En Vigo se defendió un posicionamiento claro: frente a polos de bajo coste, el naval español —y el gallego en particular— debe jugar su baza en calidad, especialización y capacidad de adaptación, lo que varios ponentes resumieron como un modelo de “astillero boutique”: altamente especializado, rápido, flexible y orientado a soluciones a medida.
En paralelo, emergió otro mensaje con vocación de estrategia país: colaboración entre astilleros y auxiliares para retener contratos y evitar que el negocio de reparación y conversión salga fuera. Asime lo enmarcó como una dinámica de clúster: acercar responsables de compras a una base empresarial de más de 270 compañías vinculadas al ámbito naval-marítimo dentro de la asociación, reforzando el papel de Vigo como nodo de decisión y suministro.
El congreso articuló sus debates en cinco sesiones temáticas, desde la realidad de astilleros y armadores hasta la diversificación, la reparación y construcción, y las perspectivas ligadas a seguridad y defensa.

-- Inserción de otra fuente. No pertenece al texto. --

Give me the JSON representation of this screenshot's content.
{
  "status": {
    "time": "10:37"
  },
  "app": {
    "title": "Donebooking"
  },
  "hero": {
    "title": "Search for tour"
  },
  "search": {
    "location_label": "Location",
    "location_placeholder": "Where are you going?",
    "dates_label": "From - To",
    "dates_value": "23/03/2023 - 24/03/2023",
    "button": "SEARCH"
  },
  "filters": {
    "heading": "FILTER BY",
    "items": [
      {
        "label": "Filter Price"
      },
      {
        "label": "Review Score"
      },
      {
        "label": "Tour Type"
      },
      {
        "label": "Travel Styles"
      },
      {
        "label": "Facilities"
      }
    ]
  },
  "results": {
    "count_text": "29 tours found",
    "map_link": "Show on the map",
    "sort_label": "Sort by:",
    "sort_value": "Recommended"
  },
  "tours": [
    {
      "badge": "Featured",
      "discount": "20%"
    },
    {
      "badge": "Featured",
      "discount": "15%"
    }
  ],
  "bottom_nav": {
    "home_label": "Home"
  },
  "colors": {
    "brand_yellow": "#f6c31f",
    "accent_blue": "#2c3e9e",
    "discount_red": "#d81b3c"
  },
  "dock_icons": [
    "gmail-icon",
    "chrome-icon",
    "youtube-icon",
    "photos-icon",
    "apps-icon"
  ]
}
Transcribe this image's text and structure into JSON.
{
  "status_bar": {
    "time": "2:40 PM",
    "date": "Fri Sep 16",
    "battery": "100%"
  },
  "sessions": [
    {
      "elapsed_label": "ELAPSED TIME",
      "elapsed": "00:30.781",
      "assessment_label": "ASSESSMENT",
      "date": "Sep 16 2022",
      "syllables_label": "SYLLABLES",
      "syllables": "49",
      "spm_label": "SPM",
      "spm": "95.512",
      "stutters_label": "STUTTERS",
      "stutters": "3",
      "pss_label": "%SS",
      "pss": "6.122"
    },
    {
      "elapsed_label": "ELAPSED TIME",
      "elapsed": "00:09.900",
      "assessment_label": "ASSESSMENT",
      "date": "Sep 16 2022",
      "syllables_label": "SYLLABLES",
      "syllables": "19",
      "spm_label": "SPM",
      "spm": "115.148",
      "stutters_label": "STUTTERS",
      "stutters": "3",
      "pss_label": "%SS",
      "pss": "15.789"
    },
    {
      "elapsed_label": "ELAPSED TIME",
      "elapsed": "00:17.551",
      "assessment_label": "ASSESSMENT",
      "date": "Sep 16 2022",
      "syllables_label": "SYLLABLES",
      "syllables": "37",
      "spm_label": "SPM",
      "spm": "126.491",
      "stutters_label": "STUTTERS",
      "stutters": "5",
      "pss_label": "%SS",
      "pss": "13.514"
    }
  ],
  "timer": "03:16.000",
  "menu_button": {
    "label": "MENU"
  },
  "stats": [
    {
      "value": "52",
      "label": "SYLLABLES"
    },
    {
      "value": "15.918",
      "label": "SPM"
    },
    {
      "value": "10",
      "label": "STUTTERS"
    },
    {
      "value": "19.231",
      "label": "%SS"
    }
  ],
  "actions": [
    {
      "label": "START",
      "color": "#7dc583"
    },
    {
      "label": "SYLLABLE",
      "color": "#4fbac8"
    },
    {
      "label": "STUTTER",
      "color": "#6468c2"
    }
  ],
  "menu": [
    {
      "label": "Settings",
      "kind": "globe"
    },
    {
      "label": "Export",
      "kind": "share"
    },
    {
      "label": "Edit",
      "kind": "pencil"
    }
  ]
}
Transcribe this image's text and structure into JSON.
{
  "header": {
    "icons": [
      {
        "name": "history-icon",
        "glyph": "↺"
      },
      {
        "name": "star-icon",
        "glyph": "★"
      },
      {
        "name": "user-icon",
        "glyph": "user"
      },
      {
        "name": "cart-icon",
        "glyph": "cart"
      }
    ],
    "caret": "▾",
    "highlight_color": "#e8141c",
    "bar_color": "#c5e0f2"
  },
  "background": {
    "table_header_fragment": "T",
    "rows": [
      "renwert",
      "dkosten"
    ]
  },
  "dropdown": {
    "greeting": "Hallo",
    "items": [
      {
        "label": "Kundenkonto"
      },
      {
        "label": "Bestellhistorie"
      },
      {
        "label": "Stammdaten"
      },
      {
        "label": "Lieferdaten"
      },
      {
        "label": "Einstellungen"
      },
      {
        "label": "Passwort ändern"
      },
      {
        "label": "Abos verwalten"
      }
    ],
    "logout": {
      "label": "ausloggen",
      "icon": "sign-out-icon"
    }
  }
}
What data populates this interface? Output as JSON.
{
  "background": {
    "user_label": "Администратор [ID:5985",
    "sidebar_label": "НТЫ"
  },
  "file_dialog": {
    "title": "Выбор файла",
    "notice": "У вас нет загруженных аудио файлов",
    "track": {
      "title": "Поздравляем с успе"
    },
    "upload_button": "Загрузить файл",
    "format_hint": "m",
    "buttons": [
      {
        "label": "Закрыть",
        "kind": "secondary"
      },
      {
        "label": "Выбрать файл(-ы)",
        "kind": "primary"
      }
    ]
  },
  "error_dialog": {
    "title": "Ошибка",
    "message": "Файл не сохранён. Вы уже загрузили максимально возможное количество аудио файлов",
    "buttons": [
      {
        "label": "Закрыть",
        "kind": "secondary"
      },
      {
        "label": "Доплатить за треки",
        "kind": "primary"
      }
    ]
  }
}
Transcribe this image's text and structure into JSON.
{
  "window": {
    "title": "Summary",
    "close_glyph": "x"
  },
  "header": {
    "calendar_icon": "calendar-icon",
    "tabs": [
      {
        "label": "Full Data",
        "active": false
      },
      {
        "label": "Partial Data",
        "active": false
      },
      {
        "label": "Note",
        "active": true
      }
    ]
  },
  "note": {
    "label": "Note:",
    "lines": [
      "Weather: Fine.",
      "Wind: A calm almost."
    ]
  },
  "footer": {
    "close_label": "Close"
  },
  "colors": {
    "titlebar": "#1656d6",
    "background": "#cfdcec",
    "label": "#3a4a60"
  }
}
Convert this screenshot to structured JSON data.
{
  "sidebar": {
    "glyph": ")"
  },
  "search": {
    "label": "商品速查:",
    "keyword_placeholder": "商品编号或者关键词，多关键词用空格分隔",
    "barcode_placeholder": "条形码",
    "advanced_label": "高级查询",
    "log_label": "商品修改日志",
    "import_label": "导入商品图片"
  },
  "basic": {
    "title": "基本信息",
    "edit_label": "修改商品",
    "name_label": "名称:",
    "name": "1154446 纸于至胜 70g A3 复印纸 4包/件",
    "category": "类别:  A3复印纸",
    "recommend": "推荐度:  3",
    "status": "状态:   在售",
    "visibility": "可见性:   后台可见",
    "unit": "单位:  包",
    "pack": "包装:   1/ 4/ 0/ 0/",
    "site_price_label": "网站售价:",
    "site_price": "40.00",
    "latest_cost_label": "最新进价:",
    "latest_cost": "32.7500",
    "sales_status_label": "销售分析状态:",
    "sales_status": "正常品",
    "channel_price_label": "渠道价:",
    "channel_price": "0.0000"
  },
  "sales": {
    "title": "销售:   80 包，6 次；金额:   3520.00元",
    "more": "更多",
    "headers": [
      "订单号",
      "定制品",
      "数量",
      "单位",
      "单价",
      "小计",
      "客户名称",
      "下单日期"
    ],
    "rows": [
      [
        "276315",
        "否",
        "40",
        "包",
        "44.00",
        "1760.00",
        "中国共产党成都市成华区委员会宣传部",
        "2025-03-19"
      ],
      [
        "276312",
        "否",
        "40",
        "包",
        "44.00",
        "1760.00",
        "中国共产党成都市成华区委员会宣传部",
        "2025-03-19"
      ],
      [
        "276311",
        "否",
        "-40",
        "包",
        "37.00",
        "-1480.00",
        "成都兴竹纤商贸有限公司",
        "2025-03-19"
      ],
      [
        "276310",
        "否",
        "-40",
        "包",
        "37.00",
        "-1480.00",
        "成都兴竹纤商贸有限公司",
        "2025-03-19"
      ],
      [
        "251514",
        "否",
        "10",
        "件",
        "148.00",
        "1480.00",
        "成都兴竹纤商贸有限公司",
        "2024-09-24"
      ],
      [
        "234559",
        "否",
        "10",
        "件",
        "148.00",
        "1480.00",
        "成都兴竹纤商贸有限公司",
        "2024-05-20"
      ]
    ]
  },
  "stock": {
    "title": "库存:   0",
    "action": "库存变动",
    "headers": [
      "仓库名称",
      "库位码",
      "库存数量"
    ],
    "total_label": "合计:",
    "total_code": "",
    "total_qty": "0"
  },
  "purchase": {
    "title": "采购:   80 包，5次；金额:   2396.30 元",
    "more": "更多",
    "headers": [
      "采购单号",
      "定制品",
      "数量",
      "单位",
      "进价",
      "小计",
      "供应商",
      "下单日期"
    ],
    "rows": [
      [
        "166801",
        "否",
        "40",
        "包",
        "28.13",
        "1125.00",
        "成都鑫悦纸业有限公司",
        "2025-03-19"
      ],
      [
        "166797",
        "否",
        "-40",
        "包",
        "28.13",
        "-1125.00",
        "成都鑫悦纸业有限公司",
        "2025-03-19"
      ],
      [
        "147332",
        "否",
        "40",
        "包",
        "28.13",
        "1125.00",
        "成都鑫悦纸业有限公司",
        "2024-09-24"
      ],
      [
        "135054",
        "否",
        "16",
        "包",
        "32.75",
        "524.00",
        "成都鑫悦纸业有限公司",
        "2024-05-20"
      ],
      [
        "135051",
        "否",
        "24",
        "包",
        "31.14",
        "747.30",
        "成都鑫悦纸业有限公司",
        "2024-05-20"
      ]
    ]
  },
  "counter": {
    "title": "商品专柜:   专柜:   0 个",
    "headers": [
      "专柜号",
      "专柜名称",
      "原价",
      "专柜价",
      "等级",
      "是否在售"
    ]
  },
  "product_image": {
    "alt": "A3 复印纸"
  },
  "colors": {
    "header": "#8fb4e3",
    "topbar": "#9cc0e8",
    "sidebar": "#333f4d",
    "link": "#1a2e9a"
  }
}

La lista de participantes reflejó esa transversalidad: astilleros como Grupo Armón, Metalships, Nodosa, Freire, Zamakona, Damen o West Sea Viana; armadores como Eimskip y Höegh Autoliners; logística como Suardiaz; e ingenierías como Ghenova y Detegasa, entre otros.
El enfoque fue doble: por un lado, oportunidades (defensa, eólica marina, offshore, logística); por otro, riesgos (competencia asiática, coordinación europea y necesidad de escalar capacidades). En ese punto, el mensaje empresarial fue nítido: si el mercado se vuelve más exigente, quien no se adapte tendrá problemas, y la adaptación hoy pasa por tecnología, talento y cooperación industrial.
El cierre institucional subrayó lo que el sector ya venía remarcando: carga de trabajo, entrada en nuevos mercados y un reto recurrente —y estructural— en la industria: la mano de obra cualificada. En paralelo, se volvió a apuntar a defensa y energías marinas como vectores con recorrido, y a la necesidad de mantener el impulso de inversión y planificación industrial para no perder posición en la carrera global.